Chapter 10: Time Series Data

Basic Regression Analysis

The Nature of Time Series Data

Unlike cross-sectional data, time series data has a temporal ordering. The past can affect the future, but not the other way around.

  • Each observation is not an independent draw from the population; they are draws from a stochastic process over time.
  • This means observations are often correlated with each other across time periods.
  • We can no longer assume random sampling (MLR.2). This has major consequences for our assumptions.

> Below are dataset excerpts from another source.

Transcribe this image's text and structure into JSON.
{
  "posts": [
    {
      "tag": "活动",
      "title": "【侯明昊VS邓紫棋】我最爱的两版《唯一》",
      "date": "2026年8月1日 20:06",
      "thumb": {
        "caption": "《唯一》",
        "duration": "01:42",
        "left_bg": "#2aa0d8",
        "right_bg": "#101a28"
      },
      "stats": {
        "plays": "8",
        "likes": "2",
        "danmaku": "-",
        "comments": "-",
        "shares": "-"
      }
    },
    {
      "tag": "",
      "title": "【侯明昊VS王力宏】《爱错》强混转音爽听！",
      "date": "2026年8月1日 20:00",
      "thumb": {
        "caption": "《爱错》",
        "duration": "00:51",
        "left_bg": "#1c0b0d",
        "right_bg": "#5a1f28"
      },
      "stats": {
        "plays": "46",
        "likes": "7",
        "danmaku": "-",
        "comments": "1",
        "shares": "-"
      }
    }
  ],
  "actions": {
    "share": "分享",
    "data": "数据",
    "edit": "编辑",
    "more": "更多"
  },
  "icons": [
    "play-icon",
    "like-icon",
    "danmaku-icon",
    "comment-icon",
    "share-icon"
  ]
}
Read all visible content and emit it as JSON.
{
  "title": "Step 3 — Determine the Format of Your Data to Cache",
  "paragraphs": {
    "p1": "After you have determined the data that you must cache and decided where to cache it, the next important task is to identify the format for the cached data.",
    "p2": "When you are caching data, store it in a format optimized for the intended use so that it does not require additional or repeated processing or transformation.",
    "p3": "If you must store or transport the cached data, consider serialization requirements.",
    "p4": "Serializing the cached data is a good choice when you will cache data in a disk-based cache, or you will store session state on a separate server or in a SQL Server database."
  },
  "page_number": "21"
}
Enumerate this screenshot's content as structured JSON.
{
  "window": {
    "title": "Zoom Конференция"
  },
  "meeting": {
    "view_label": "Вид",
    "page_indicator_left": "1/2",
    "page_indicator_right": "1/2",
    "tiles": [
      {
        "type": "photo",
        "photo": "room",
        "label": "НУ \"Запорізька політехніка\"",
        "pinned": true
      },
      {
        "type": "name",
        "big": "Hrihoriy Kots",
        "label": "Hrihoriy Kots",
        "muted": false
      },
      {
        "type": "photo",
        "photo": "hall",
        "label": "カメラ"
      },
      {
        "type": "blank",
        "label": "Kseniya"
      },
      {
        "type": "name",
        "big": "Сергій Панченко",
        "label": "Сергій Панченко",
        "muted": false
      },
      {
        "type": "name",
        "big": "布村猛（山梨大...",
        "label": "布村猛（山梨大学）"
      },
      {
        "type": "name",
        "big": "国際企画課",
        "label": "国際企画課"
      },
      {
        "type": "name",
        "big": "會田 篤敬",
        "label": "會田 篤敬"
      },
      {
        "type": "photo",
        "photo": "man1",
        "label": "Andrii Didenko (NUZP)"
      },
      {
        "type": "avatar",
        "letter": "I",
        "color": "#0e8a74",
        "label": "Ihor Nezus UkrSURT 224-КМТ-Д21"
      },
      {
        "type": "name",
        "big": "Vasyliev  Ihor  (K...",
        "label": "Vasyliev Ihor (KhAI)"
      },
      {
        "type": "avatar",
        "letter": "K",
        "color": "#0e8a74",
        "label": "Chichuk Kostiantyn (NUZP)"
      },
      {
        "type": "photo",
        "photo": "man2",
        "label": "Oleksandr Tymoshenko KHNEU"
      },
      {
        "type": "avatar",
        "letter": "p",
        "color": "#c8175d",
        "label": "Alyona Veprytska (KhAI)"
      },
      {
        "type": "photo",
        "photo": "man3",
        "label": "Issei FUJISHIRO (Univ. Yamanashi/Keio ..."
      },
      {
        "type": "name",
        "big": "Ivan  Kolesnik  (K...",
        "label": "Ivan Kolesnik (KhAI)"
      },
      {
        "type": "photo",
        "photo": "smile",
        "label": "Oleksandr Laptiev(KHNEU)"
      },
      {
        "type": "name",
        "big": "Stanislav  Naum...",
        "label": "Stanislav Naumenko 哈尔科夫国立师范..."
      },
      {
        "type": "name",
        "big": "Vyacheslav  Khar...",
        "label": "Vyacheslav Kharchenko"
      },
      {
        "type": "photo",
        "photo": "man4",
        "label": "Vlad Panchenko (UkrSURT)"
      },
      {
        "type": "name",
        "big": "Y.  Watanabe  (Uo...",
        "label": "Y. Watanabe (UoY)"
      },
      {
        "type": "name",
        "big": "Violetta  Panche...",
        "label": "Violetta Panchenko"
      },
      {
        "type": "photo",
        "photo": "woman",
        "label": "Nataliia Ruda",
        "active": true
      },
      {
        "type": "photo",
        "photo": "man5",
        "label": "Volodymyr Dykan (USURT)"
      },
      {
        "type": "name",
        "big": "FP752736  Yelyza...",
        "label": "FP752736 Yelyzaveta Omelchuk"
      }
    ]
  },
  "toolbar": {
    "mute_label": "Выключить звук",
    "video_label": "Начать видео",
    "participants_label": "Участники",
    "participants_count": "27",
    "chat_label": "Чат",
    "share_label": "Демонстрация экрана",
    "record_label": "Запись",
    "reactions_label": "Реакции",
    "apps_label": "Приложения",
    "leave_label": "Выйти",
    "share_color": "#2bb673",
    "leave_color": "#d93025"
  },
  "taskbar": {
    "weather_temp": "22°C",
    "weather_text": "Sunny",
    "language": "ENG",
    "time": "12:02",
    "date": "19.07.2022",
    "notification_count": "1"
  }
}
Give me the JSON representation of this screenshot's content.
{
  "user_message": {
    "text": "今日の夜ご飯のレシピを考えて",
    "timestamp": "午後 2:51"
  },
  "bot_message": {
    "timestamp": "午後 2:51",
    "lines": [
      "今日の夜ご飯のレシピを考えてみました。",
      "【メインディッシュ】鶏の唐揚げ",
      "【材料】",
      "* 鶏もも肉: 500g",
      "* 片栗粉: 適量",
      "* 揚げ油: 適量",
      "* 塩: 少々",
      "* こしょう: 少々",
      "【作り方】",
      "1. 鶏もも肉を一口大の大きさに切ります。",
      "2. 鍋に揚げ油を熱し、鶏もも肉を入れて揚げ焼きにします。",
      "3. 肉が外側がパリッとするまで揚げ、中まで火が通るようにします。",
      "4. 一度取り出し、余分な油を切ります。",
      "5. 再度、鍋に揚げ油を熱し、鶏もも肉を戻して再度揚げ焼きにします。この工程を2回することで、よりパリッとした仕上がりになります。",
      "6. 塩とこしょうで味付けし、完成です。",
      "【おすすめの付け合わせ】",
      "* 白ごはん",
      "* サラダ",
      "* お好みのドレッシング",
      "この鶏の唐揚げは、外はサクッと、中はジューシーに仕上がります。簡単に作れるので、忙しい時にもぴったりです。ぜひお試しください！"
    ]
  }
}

Types of Time Series Models

We can use time series data to model different kinds of relationships.

1. Static Models

These model a contemporaneous relationship, where a change in `z` at time `t` has an immediate effect on `y` at time `t`.

yt = β0 + β1zt + ut

2. Finite Distributed Lag (FDL) Models

These models allow a change in `z` to affect `y` over several future periods.

yt = α0 + δ0zt + δ1zt-1 + δ2zt-2 + ut

Interpreting FDL Models

yt = α0 + δ0zt + δ1zt-1 + δ2zt-2 + ut

Impact Propensity

δ0 measures the immediate impact of a one-unit change in `z` on `y`.

Long-Run Propensity (LRP)

The sum of the coefficients (δ0 + δ1 + δ2) measures the total, long-run change in `y` after a permanent one-unit change in `z`.

The lag distribution shows the effect of `z` over time. Here, the biggest effect happens after one period.

New Assumptions for Time Series

Because we don't have random sampling, we need to replace our old Gauss-Markov assumptions with new ones (TS.1 - TS.5).

TS.3: Strict Exogeneity

The error `u`t at time `t` must be uncorrelated with the explanatory variables in every time period (past, present, and future). This is a very strong assumption and rules out "feedback" from `y` to future `x`'s.

TS.5: No Serial Correlation

The errors in different time periods must be uncorrelated with each other. Corr(ut, us) = 0 for t ≠ s. This is often violated in time series models.

If TS.1 - TS.5 hold, OLS is BLUE. If we add TS.6 (Normality), our usual t and F tests are exact.

Handling Trends

Many economic time series grow over time. If two series are both trending, a regression of one on the other can produce a spurious relationship, even if they are unrelated.

The Solution: Include a time trend `t` (t=1, 2, 3, ...) as an independent variable in the regression. This "detrends" all the variables, so the coefficients measure the effect of `x` on `y` after accounting for the underlying trends.

Handling Seasonality

For monthly or quarterly data, there are often systematic patterns within a year (e.g., retail sales are high in Q4). We can control for this using seasonal dummy variables.

Check Your Understanding

You have quarterly data on ice cream sales. You want to control for seasonality. How many dummy variables should you include in your regression?

Answer:

You have 4 seasons (categories). To avoid the dummy variable trap, you should include 3 dummy variables. For example, `Q1`, `Q2`, and `Q3`. The fourth quarter, Q4, would be the base group captured by the intercept.

Chapter 10 Summary

Time series data presents new challenges, but OLS is still a powerful tool if we are careful with our assumptions.

  • Time series data are temporally ordered, and we can no longer assume random sampling.
  • New assumptions of strict exogeneity and no serial correlation are needed for the usual OLS properties to hold.
  • Finite Distributed Lag (FDL) models allow us to estimate the short-run and long-run effects of a variable.
  • Regressions with trending variables can be spurious. We can avoid this by including a time trend as a regressor.
  • Seasonal dummy variables should be included when using monthly or quarterly data with seasonal patterns.